Le immagini che seguono, il tremito, le sensazioni olfattive di Giona, lo sgretolarsi della figura femminile annunciano un rito di separazione. E sono un’agnizione del finale, che non sveleremo. Ormai inarrestabile, il flusso dei ricordi riconduce Giona alla figura dominante, quella paterna: “Della donna e del bambino non rimane nulla. Davanti a me resta solo l’uomo”. Si erge alto, questo padre, ha sapore di ferro, e “due occhi che urlano disprezzo”. Nell’anamnesi del suo protagonista Tapparelli addiziona qui un secondo trauma che ancora segna e punge incoercibile la coscienza del ragazzo. Nell’età della cieca fiducia verso i genitori, Giona ha infatti patito un doppio tradimento. L’ambiente evocato è quello scolastico, ossia del primo confronto con la socialità e le sue regole. Ingiustamente accusato di un furto in classe, il padre non crede alla sua innocenza.
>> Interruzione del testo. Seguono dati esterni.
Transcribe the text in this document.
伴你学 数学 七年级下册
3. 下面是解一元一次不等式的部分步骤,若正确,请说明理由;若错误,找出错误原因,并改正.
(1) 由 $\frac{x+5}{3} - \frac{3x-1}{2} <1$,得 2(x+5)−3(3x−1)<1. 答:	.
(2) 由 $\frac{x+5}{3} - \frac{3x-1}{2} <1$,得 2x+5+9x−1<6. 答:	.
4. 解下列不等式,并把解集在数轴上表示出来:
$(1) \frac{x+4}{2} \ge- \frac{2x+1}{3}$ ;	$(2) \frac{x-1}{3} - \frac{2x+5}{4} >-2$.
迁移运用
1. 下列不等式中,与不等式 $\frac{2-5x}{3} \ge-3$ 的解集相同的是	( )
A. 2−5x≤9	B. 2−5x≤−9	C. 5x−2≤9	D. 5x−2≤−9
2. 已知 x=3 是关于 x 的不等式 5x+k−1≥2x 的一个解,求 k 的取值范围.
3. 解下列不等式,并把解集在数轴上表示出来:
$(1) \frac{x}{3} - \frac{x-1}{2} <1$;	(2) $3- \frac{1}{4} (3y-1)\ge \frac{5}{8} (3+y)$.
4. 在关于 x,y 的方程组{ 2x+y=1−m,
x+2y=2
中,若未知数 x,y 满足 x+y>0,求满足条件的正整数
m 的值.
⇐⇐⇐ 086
Di qui una sofferenza psichica ancora incisa nei lineamenti del ragazzo. La funzione paterna del limite e della legge, deputata secondo Freud a condurre il figlio al “piano della realtà”, a sorreggerlo nella verità dei fatti, viene meno al suo compito di guida e di tutela. Di più, il padre lo schiaffeggia di fronte ai compagni, lo cancella col suo disprezzo, lo ripudia come “difettato”. Per il ragazzo è un peso insopportabile, un’umiliazione bruciante, destinata a scatenare un caos confusivo dalle conseguenze fatali: “Non ti ho mai conosciuto davvero, padre. Non sono tue le mani che mi spezzano la carne quando il vecchio mi punisce. Non è tuo il volto che mi tocco quando il freddo d’autunno mi congela le guance. Non sono volto, non sono labbra, non sono dita, denti, né altro. Io sono figlio del niente, senza padre né madre. Ma lei, a differenza tua, me la ricordo a ogni colpo che arriva, perché è il suo nome che invoco nella gola quando il male diventa più grande di me. Tu invece non sei mai esistito. Uomo sparito, fantasma di un fantasma. Ricordo la tua assenza quando invece vorrei poter dimenticare la tua presenza inconsistente. Sei vecchio come Alvise. Non ti riconosco eppure sei me centomila volte al giorno. Le tue schegge non sono dolci, sono vetriolo che scende nello stomaco. Bruciano tutto quello che trovano, anche le grida”.

Altre figure si affacciano nel testo, brevi squarci di luce “tra le pieghe del vento”: Norina, la bimba orfana dalla voce di ghiaia e di sabbia, capace di sospendere la tragedia con un grido, è apparizione fugace di gioco e salvezza; l’affettuosa perpetua che accoglie Giona nella chiesa dove esausto l’adolescente trova rifugio come in un grembo materno – figure che tuttavia restano ai margini del campo visivo, negli angoli di una narrazione progressivamente sempre più visionaria, in corsa verso il ribaltamento finale. Col tredicesimo capitolo il cerchio si chiude. Tapparelli sterza bruscamente, cambiando voce, tempo e prospettiva. Sono passati quindici anni, Giona è in manicomio, nell’asciutta cronaca condotta da una voce autoriale apprendiamo il suo vero nome: Luca. L’uomo è reo confesso di omicidio ma qualcosa non torna nella sua cartella clinica. Un caso di dissimulazione? Oppure la sua è la storia di un adolescente che ha rimosso una verità impronunciabile rifugiandosi in una realtà parallela? Col doppio finale a sorpresa il romanzo di Tapparelli si fa interlocutore di una ricerca dalle radici mitiche, ma sempre attuale, sul tempestoso territorio dell’età adolescenziale.